Live-cell tracking of γ-H2AX kinetics reveals the distinct modes of ATM and DNA-PK in the immediate response to DNA damage

DNA double-strand breaks (DSBs) are a serious form of DNA damage that can cause genetic mutation. On the induction of DSBs, histone H2AX becomes phosphorylated by kinases, including ataxia telangiectasia-mutated (ATM), ataxia telangiectasia and Rad3-related (ATR) and DNA-dependent protein kinase (DNA-PK). Phosphorylated H2AX (γ-H2AX) can be a platform to recruit DNA repair machinery. Here, we analyzed the immediate early kinetics of γ-H2AX upon laser-induced DNA damage in ATM-proficient and -deficient living cells by using fluorescently labeled antigen-binding fragments specific for γ-H2AX. The accumulation kinetics of γ-H2AX were similar in both ATM-proficient and -deficient cells.

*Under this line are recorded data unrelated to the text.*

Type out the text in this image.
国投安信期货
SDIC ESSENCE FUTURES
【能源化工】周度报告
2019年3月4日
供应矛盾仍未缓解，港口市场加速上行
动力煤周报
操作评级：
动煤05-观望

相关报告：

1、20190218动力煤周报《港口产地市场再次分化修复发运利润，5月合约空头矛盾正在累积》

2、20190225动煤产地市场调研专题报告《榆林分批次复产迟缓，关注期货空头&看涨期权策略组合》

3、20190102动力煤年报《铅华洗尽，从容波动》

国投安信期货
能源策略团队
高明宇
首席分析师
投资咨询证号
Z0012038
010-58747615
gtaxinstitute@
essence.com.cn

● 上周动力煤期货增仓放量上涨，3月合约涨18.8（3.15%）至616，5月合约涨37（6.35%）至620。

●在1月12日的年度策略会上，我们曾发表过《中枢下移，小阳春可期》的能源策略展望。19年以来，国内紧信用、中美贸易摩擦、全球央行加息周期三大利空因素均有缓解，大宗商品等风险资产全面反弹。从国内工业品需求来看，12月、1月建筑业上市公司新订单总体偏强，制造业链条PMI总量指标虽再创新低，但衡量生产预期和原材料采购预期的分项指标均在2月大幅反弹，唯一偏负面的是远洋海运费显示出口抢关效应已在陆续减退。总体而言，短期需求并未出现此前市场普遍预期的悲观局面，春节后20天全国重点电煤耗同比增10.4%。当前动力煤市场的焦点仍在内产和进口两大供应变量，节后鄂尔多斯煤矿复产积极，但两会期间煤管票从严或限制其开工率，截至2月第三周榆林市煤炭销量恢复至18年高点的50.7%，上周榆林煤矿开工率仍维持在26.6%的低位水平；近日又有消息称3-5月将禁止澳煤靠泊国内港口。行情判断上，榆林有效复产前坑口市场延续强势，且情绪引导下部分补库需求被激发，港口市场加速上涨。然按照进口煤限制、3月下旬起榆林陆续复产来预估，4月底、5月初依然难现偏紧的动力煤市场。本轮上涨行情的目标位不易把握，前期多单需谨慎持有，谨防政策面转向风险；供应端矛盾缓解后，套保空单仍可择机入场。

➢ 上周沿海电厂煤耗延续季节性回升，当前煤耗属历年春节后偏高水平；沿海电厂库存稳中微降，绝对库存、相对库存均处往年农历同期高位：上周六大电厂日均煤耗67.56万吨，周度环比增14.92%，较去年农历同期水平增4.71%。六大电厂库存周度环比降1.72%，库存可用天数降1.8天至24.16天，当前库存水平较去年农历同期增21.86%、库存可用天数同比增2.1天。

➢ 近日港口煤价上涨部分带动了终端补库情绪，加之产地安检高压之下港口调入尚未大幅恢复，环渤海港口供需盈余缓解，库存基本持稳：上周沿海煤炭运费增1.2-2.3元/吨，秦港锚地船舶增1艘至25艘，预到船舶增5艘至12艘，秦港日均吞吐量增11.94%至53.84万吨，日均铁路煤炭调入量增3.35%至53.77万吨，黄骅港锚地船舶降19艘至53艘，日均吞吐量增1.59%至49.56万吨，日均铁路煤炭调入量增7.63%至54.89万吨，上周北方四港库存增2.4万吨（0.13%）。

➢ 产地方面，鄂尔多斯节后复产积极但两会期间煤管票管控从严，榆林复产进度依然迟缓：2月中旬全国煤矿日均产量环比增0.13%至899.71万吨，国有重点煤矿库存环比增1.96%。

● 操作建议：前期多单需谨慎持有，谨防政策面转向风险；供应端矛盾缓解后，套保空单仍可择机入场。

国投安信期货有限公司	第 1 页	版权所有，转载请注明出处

However, γ-H2AX accumulation was delayed when the cells were treated with a DNA-PK inhibitor, suggesting that DNA-PK rapidly phosphorylates H2AX at DSB sites. Ku80 (also known as XRCC5), a DNA-PK subunit, diffuses freely in the nucleus without DNA damage, whereas ATM repeatedly binds to and dissociates from chromatin. The accumulation of ATM at damage sites was regulated by the histone H4K16 acetyltransferase MOF (also known as KAT8 in mammals), but its accumulation was not necessarily reflected in the γ-H2AX level. These results suggest distinct actions of ATM and DNA-PK in immediate γ-H2AX accumulation.